POR QUEM ERRA MEU CORAÇÃO - Cineas Santos




De Bola



Esférica tentação de todos os meninos,
lua cheia de graça nos pés de Ademir,
trigal de Van Gogh a bailar nos gramados.
Cúmplice de Adílio,treteiro e tinhoso:
finge que bate a acaricia...
Não falarei Dele, suprema magia,
de quem foste escrava, amante, estrela-guia;
nem do Outro, anjo-passarinho,
revoadas de alegria.
Falarei de mim, coração e pernas em descompasso,
pois ao menor sinal de ti,todo emoção
em erros me desfaço.
Vício que consome e alimenta,
paixão que nunca se evola.
Bela, incomparavelmente bela, Bola.

sexta-feira, 11 de junho de 2010

Sobre Pessoas - 16 - Antonio Torres

Oficialmente a Copa do Mundo de Futebol começa hoje, com o jogo África do Sul e México. Brindo os leitores do blog com esta belíssima e emocionante crônica de Antonio Torres sobre João Saldanha.

Foi um prazer te ouvir, João

“As pessoas não morrem. Ficam encantadas”.
Guimarães Rosa – outro João

De João Saldanha



As tevês não mostraram as fotos em que ele aparecia abraçado a Ho Chi Min e Mao Tse Tung. Nem poderiam.

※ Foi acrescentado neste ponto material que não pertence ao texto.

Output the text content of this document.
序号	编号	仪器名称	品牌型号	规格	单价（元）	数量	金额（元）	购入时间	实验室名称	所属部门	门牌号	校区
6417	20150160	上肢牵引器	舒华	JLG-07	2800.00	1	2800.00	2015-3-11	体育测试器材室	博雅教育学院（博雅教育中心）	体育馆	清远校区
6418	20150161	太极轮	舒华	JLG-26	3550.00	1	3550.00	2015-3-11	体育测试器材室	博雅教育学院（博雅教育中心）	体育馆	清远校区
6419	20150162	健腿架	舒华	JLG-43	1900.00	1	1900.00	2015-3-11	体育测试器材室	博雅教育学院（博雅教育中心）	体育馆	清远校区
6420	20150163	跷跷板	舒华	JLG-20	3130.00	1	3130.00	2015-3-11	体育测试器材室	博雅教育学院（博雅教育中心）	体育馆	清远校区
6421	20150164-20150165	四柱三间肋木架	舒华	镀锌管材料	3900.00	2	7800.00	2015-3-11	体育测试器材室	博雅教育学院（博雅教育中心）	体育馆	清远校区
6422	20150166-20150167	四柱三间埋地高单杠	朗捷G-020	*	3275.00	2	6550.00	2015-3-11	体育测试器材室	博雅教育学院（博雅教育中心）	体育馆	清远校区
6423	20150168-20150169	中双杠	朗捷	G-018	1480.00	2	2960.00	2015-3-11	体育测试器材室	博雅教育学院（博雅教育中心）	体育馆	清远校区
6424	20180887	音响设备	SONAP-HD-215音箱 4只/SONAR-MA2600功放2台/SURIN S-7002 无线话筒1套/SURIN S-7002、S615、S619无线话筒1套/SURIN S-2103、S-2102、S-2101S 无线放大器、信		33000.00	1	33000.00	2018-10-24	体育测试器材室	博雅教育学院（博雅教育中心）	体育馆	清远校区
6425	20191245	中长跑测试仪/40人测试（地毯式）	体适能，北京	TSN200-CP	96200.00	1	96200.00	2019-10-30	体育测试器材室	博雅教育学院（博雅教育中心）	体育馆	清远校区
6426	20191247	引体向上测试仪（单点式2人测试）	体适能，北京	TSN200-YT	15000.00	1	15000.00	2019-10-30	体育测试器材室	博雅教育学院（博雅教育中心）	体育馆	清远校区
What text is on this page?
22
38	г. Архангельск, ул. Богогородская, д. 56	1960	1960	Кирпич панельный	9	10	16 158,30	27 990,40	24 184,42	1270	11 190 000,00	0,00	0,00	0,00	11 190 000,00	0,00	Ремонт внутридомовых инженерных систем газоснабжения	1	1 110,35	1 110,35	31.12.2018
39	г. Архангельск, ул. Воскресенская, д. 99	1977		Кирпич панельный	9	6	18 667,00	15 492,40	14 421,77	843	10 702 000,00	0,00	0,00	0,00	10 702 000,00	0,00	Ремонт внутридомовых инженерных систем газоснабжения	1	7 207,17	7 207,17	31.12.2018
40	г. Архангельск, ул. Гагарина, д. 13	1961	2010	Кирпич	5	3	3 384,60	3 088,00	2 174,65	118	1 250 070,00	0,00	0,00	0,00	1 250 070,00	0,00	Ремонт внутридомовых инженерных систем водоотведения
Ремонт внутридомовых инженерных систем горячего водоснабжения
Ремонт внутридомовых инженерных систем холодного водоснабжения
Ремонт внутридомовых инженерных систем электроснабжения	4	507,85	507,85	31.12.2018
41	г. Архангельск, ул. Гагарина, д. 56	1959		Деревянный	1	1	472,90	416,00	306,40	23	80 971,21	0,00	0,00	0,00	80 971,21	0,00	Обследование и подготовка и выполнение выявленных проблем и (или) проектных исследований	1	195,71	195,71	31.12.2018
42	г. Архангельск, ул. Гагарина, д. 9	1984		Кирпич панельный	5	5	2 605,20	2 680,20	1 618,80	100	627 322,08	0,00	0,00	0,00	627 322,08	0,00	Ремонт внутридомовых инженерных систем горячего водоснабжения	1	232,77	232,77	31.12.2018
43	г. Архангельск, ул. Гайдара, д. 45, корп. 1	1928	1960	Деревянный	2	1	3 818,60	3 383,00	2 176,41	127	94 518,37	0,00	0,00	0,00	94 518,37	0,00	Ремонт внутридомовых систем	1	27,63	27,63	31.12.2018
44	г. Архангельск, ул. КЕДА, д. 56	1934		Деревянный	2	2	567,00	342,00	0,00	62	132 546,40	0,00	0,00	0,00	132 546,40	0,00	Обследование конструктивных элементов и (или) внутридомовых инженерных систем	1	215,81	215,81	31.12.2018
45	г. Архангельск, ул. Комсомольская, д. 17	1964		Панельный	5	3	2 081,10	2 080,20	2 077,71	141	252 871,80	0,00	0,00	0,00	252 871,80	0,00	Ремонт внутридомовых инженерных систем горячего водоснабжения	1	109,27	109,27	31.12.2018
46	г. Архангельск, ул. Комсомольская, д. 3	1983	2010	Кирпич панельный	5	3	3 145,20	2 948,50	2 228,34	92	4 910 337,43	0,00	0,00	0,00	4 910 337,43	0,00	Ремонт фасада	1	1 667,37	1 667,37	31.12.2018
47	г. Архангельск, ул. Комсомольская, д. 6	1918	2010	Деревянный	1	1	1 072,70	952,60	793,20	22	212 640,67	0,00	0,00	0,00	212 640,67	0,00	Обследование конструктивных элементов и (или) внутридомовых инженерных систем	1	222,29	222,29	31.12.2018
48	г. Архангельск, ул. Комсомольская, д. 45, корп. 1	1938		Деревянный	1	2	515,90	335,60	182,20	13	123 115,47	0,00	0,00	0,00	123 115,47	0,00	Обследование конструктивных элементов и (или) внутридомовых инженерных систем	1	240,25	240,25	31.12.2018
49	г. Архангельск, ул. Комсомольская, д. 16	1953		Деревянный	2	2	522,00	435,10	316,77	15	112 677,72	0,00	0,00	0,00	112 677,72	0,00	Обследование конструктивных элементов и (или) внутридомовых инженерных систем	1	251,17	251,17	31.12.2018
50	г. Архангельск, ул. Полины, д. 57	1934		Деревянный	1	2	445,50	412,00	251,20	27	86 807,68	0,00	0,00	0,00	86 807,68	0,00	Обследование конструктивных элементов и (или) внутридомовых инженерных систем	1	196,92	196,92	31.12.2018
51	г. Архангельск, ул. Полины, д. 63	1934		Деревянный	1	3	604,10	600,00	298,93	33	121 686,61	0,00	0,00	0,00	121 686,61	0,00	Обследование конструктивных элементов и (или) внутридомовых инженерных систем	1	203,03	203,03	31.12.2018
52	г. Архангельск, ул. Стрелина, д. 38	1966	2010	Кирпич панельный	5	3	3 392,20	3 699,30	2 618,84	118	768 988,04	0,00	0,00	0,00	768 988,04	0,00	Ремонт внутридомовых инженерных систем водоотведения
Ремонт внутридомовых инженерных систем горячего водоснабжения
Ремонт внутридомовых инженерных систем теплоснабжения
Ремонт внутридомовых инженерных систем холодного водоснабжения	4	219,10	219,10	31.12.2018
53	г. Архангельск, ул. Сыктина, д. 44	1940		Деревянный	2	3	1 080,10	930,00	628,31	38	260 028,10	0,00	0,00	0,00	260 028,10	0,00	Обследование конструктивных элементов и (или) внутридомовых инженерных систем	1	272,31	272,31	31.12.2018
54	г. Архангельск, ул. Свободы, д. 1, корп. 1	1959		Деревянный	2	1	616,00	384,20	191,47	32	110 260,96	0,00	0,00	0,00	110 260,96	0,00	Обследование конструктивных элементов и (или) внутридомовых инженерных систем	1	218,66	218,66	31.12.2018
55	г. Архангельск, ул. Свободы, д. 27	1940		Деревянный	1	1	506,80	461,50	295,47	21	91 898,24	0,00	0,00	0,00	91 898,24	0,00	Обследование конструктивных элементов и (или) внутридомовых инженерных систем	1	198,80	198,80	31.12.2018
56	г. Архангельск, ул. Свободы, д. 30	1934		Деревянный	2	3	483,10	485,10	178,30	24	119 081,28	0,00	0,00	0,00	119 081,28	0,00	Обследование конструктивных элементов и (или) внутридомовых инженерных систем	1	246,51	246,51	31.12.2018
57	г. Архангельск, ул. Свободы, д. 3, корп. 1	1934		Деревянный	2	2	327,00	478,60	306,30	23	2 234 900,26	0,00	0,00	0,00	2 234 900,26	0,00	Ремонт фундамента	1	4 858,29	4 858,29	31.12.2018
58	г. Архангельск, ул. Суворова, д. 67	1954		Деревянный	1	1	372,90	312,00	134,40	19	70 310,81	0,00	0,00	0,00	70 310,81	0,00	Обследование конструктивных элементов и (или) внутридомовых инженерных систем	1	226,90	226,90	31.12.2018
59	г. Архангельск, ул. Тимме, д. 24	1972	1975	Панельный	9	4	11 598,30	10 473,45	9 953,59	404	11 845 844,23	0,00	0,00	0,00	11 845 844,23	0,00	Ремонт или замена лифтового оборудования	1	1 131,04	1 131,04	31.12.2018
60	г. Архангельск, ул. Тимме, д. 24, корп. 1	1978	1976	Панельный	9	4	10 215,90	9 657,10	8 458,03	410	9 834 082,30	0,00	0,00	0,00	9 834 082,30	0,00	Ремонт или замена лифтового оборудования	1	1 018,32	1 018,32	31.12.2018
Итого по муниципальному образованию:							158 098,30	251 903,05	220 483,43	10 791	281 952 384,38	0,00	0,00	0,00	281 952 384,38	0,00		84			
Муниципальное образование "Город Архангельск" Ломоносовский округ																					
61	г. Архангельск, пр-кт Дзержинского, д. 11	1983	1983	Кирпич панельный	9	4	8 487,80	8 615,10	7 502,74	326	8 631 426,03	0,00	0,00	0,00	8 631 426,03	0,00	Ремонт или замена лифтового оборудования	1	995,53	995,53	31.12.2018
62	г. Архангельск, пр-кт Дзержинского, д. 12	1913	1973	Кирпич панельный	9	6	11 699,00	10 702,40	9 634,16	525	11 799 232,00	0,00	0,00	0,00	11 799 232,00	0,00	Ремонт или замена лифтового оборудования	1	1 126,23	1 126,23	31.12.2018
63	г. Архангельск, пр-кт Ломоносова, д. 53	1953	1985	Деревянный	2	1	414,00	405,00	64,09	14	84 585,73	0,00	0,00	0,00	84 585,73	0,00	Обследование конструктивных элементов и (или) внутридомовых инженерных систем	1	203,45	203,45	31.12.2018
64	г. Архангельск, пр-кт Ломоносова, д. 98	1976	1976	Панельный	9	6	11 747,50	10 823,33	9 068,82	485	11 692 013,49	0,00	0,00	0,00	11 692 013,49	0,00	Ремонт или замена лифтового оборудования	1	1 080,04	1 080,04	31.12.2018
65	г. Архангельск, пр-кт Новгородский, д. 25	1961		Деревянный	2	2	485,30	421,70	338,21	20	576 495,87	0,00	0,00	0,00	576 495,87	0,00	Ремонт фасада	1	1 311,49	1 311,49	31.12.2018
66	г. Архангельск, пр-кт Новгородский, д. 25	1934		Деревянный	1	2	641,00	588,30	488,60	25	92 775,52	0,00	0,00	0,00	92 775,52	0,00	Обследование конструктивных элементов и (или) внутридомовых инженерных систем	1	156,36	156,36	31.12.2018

Foram queimadas por sua filha Rutinha, em 1972. É preciso dizer quais eram as paranóias de 1972?


E se a imprensa não lhe poupou encômios, não chegou a contar muito de sua história – uma rica, atribulada e longa história, intrinsecamente ligada à própria História do nosso tempo.

João Saldanha era um arquivo vivo de acontecimentos. E adorava relembrá-los, em narrações que dariam para entreter os seus ouvintes por mil e uma noites.

Foi assim que o conheci um pouco mais, em Maricá, no litoral fluminense, sempre que passávamos um fim de semana na casa da sua filha Rutinha (a Kika), e do Rogério, que ficava perto da dele, onde o almoço era sagrado. E ai se não lhe obedecêssemos! E que chegássemos cedo. Impunha tal condição com uma desculpa: “Para os meninos aproveitarem bem a piscina”. (Os meninos eram os meus filhos, Gabriel e Tiago, que a Kika e o Rogério cuidavam como se deles fossem). E ali, numa mesa à sombra de um avarandado, meio que tomando conta das crianças, dávamos os trabalhos por iniciados, significando isto o destampar da primeira garrafa de cerveja, para destravar o seu baú de memórias.

“Põe isto no papel, João, antes que tudo se perca na espuma dos dias” – eu me dizia, sem conseguir interromper aquele senhor de uma energia impressionante que, quando desatava a falar, não parava mais. Às vezes, lá pelas tantas, ele se lembrava de que precisava escrever uma crônica, para deixar na portaria do Jornal do Brasil, a caminho do Maracanã, onde dali a pouco iria cumprir a sua tarefa de comentarista radiofônico do jogo daquele domingo. Então pegava uma máquina de escrever portátil e papel e, numa velocidade de metralhadora, batia as suas trinta linhas. “Vê aí” – dizia, me passando a página escrita, e uma caneta, para que eu corrigisse os seus erros. Mas que erros? Aqui e ali um tropeço datilográfico. E nada mais.

No embalo, ele enfiava outro papel na máquina. E aí engatava uma segunda crônica, depois outra e mais outra, e isso num tempo mais rápido do que o que levávamos para beber um copo de cerveja. E eram linhas soltas, espontâneas, escritas por alguém que jamais se submetera a ditadura alguma, muito menos à da gramática.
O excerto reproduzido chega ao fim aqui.